Recent genome-wide analyses across plant and animal species show that hybridization is more common than previously thought and that substantial fractions of genomes are permeable to alleles from related species (Baack and Rieseberg 2007). Inter-specific gene flow touches on key issues of evolutionary research, including speciation and the spread of adaptations, but has also profound applied consequences in the context of genetic contamination and the long-term fate of hybrid zones. The theory of gene flow through hybrid zones can build on early work by Barton and co-authors (e.g. Barton and Bengtsson 1986). However, existing approaches lack a probabilistic analysis that is needed to assess the evolutionary impact of rare introgression events and to describe genome-wide patterns in new and emerging data sets.

Objectives:

1. Derive the fixation probability and time from adaptive gene flow despite strong barriers
2. Describe the resulting footprints of selection in linked neutral DNA variability
3. Develop tests for the detection of adaptive introgression events from genome-wide polymorphism data.

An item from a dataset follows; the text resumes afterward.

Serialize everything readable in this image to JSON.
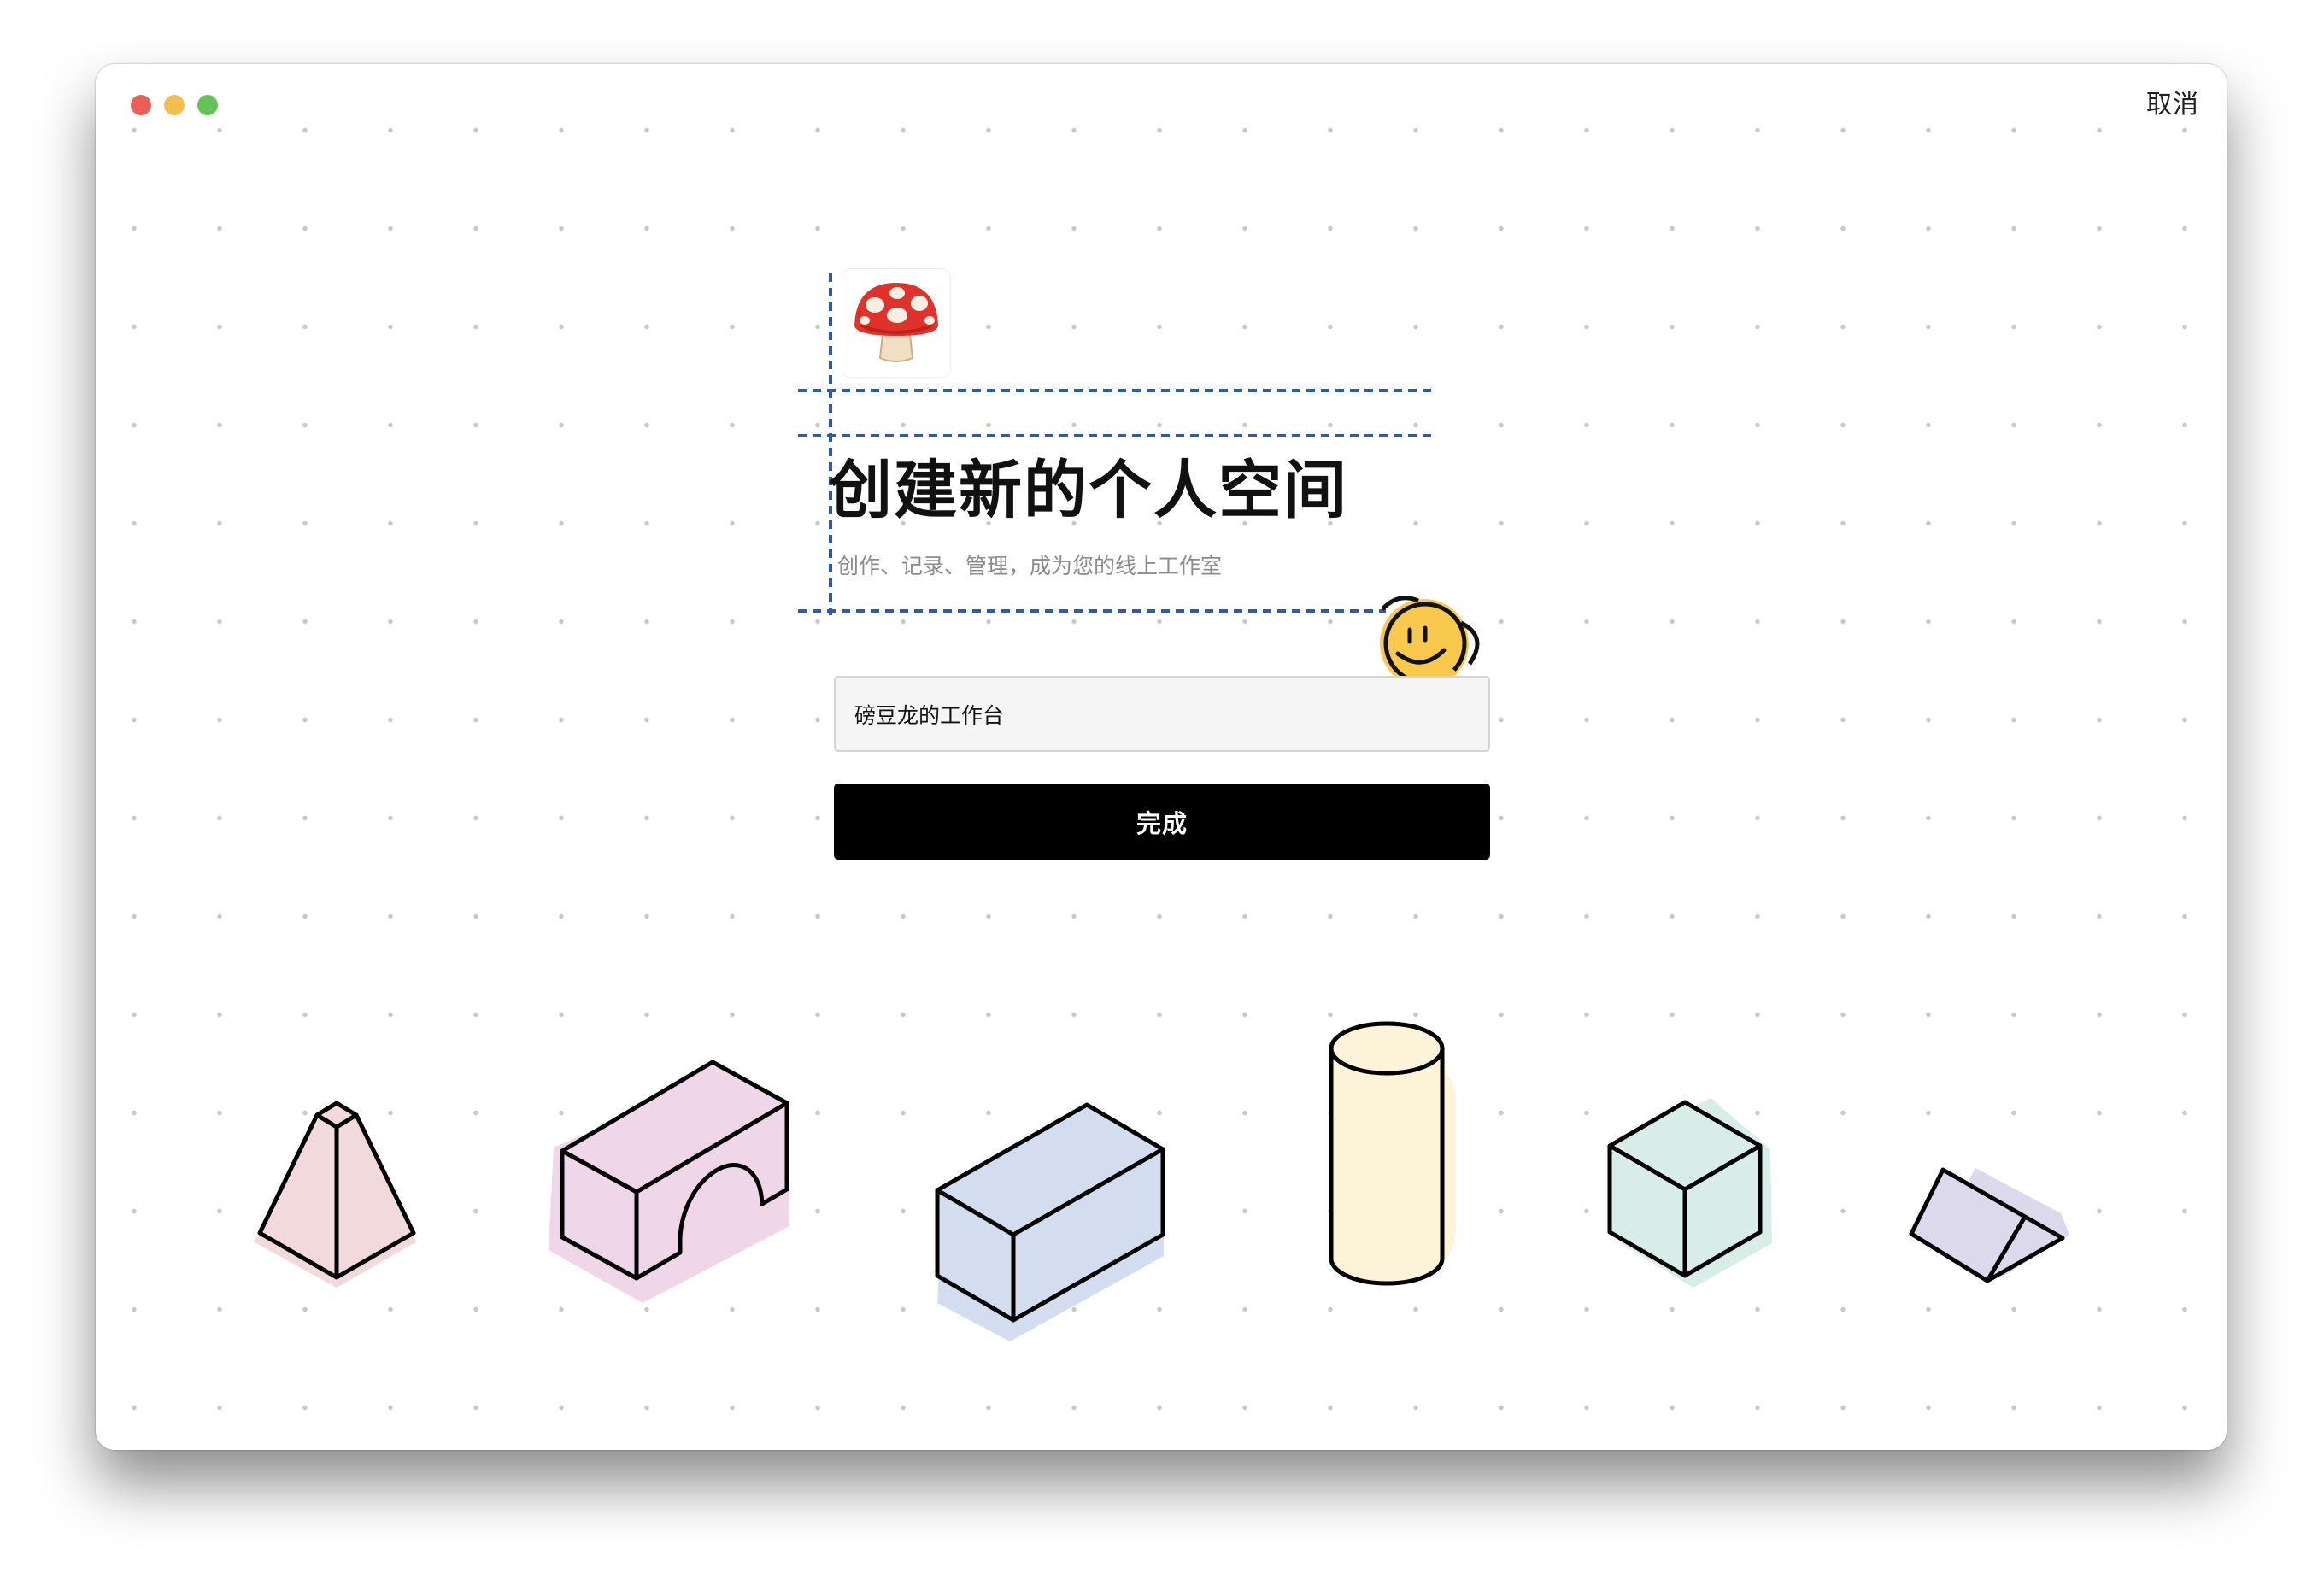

ad 1. We will use an analytical approach based on multi-type branching processes to derive analytical approximations for the fixation processes. Computer simulations will be used to extend the analytical work and to validate approximations.
ad 2. Analytical and computational methods based on coalescent theory will be used to predict the genetic footprint. Previous work by Pennings and Hermisson (2006a,b) on the footprint of
adaptation from recurrent migration will serve as a starting point. The two-locus model of Pennings and Hermisson (selected locus and neutral) will be extended to a three (or four) locus model, where deleterious alleles are linked to the beneficial migrant.
ad 3. We will assess various summary statistics measuring the site-frequency spectrum or LD for their power and utility to detect adaptive introgressions from polymorphism data.